オーディオ愛好家の中で「寺島靖国」さんを知らない方は「もぐり」と言っていいかもしれないですね。
その寺島さんも御年「84歳」(2024年現在)になられたようで、「オーディオ愛好家は長生きする」の見本のような存在になって欲しい気がする~(笑)。
中身の方は相変わらずオーディオに熱心に勤しんでおられるご様子だが、やはり寄る年波には抗えず、不眠症など体の不調に対する健康対策がかなり盛り込まれている。
本書は、2023年の7月号で惜しくも休刊した「レコード芸術」に5年7か月にわたって連載された原稿を1冊にまとめたもので、その折のタイトルは「クラシックファンのための音のいいJAZZ CD」。
ちなみに、クラシック音楽の退潮は「レコード芸術」の休刊に象徴されると当時思っていたけど、もう歯止めがかからないのじゃないかな~。
「IT」などの「スピード重視」の時代に「悠長なクラシックなんて・・」と敬遠される一方だろう。時代に合わないといえばそれまでだが、実に惜しいこと・・、ただし「いい知恵」は浮かばないけどね(笑)。
本書の46頁に興味のある事柄が記載されていた。
「オーディオはケーブル選びに始まり、ケーブル選びに終わる。これ私の座右の銘です」。アハハ、そう来ましたか。
レベルが高いシステムほどケーブルによる音の変化が「わかりやすい」のも事実である。
おいらも一時ケーブル選びに嵌ったことがあるが、現在は勝手に自分宛てへの卒業証書を発行している。ほら、静岡県の「T」さんに作ってもらった「LANケーブル」・・、何といってもお値段がリーズナブルだし、性能にもまったく不満はない。
ときどきメールをいただく方々の中で「LANケーブルにして良かった!」という方がいらっしゃるぐらいだから、これからも同好の士の中で深く静かに浸透していくことだろう。「T」さん、お忙しくなるだろうけどゴメンね・・(笑)。
最後はこの本。
表紙の裏にこういうことが書かれてあった。
「コカ・コーラとコカイン、フォードとヒトラー、シャネルとナチス・・、あなたの身近にある、世界を代表する9つの有名ブランドの誕生と成長に隠されたその黒い歴史とは。
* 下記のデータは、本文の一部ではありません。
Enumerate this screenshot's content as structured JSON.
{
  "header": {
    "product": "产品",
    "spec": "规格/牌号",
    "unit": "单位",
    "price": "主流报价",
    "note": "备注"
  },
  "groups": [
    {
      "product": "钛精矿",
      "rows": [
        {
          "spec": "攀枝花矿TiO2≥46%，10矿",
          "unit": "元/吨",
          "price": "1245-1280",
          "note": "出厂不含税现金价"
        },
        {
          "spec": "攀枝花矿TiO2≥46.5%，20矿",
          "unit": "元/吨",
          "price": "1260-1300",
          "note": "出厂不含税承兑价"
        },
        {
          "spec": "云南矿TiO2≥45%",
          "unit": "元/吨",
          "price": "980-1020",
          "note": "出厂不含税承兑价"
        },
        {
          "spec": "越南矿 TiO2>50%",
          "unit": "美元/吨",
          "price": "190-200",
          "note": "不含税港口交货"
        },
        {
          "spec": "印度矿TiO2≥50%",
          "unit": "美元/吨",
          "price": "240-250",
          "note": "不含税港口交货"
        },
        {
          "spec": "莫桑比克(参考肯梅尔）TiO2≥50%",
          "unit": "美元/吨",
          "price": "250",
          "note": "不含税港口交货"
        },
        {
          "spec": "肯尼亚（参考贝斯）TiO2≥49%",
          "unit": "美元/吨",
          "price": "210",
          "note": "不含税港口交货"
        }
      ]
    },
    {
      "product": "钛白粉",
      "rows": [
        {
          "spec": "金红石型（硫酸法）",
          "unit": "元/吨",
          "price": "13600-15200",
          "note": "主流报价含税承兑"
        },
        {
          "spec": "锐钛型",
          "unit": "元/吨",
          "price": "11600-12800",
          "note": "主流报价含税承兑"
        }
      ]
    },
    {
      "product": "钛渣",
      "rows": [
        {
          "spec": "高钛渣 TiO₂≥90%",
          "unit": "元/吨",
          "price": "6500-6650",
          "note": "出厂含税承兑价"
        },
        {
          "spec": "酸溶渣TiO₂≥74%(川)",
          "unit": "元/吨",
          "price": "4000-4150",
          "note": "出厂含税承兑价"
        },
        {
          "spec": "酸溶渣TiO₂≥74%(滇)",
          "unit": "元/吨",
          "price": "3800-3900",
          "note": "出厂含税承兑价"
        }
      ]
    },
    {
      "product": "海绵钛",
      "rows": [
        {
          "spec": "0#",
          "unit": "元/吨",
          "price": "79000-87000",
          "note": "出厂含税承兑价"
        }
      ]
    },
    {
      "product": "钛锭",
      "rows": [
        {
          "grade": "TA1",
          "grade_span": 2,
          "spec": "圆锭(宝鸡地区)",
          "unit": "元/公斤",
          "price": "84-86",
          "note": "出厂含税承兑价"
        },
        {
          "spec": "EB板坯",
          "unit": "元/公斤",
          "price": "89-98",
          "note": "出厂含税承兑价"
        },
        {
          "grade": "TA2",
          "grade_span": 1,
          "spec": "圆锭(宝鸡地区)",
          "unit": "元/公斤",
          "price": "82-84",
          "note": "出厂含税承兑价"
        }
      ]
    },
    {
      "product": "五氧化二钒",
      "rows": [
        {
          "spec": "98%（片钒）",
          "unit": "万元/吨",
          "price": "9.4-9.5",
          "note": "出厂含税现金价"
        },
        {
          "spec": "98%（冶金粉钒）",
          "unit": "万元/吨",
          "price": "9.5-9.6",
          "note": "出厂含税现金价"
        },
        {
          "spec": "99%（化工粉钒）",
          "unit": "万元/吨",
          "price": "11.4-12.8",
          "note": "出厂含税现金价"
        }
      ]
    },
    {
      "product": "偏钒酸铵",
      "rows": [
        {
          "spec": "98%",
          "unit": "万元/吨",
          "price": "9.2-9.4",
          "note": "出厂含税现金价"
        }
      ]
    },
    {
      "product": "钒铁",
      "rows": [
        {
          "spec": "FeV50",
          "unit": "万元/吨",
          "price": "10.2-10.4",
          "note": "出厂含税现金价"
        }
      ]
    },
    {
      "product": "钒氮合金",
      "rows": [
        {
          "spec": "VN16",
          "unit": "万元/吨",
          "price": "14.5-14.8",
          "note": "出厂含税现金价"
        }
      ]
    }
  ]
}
創始者たちの偉大な業績の陰にあった知られざる物語が次々と明らかに」
ざっと、ひととおり目を通してみたが、会社の繫栄と個人の幸福とはあまり関係がないみたいで、いくら栄華を極めてみても、自由な時間に恵まれて好きな趣味に没頭できることに優るものはないという気がしてきましたぞ(笑)。
象徴的な物語が「ウィンチェスター~幽霊への発砲~」だった。
その昔「ウィンチェスター銃”73」(1950年製作)という映画があった。主演は大好きな俳優「ジェイムス・スチュアート」で、何万丁もの銃が製作される中でたまたま命中率が極めて高い銃が出来る、それが1873という番号が付けられたライフル銃。
その名銃が賞品となった大会で、スチュアートが見事に勝ち抜く。その選抜方法がふるっていて、空中に高くトスした硬貨を銃弾で打ち抜くというもの。スチュアートはその硬貨のど真ん中の部分に貼ってあった切手を見事に打ち抜くのだからまさに「神業」だった。
ブログ主が幼少の頃だったが、いまだに鮮明に記憶に残っているくらいだから、よほど強烈な印象だったのだろう。
それはさておき、本書の中のウィンチェスター銃にまつわる話も、巨万の富を築きながらも悲しくて哀れな結末で終わる。
本書には、全編を通して「人間の幸福っていったい何だろう・・」、という問いかけが通奏低音のように流れている気がする。